Escaping the Rat Race – Your 2013 Goal
Undoubtedly there are things you could do to help find extra available time to pursue your goals and dreams in life. You likely watch too much TV, or spend too much time on hobbies, or countless other things that prevent you from maximizing your potential. If these are an issue then you should create goals for 2013 where you deem appropriate.
However, for most of us the bulk of time and energy that is spent every week is on our job…our place in the rat race. Between the commute, hours spent at work, and time spent stressing about work, we have little time left to cultivate our other talents and pursue our other passions and dreams in life. If you find yourself in this situation then your focus on goals for the coming year should be on freeing up your time in coming years so that those 15 hours a week in 2013 turn into 60-80 hours a week in following years.
The only way to truly do that is to escape the rat race. If you value a Renaissance ideal, or just want to lie in the sun for 60 hours a week, then you have to escape the rat race to free up those precious hours to spend where you deem appropriate. Time is our most precious commodity and the rat race for too many of us has been stealing that time from us. 2013 is a time for you to make a stand and prioritize your life so that sometime in the not so distant future you will be able to have the time to accomplish all you ever dreamed of becoming.

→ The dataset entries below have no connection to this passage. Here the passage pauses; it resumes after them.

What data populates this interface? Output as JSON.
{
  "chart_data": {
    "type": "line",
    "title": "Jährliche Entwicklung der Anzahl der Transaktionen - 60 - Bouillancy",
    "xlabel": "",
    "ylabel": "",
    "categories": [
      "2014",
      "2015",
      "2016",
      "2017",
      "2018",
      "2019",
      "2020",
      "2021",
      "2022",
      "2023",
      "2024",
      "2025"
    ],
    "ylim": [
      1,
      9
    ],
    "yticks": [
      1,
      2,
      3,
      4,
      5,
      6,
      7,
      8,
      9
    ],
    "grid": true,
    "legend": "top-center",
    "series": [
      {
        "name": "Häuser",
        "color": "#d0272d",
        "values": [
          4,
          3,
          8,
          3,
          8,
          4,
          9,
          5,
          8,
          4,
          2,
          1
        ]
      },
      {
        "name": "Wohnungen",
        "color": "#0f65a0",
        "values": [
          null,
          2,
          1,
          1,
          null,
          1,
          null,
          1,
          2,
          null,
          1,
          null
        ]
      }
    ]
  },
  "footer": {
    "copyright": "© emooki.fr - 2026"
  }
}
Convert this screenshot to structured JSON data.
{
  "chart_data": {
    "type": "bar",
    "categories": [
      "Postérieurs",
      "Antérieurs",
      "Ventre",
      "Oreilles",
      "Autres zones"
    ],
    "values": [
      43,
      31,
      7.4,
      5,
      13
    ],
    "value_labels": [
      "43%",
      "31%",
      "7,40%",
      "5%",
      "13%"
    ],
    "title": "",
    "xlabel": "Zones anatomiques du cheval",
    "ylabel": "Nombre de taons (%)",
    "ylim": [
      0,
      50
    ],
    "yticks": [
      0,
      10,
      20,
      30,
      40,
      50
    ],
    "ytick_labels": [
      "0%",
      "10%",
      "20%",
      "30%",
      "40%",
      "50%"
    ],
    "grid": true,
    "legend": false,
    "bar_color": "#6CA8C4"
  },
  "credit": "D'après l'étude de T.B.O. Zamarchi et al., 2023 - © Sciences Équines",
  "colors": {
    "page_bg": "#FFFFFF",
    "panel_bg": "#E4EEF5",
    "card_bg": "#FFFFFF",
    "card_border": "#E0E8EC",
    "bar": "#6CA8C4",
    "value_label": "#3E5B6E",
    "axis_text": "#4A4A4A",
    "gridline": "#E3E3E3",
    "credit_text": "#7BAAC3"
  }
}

So as you sit down to make your goals for the coming year, make that goal session based entirely on how to escape the rat race. As you formulate a plan, make sub goals for 2013 that will drive and motivate you to put that plan into action. Don’t be afraid to view 2013 as an investment for the rest of your life and be willing to make the sacrifices this year to ensure that the rat race never takes a minute of your valuable time in future years.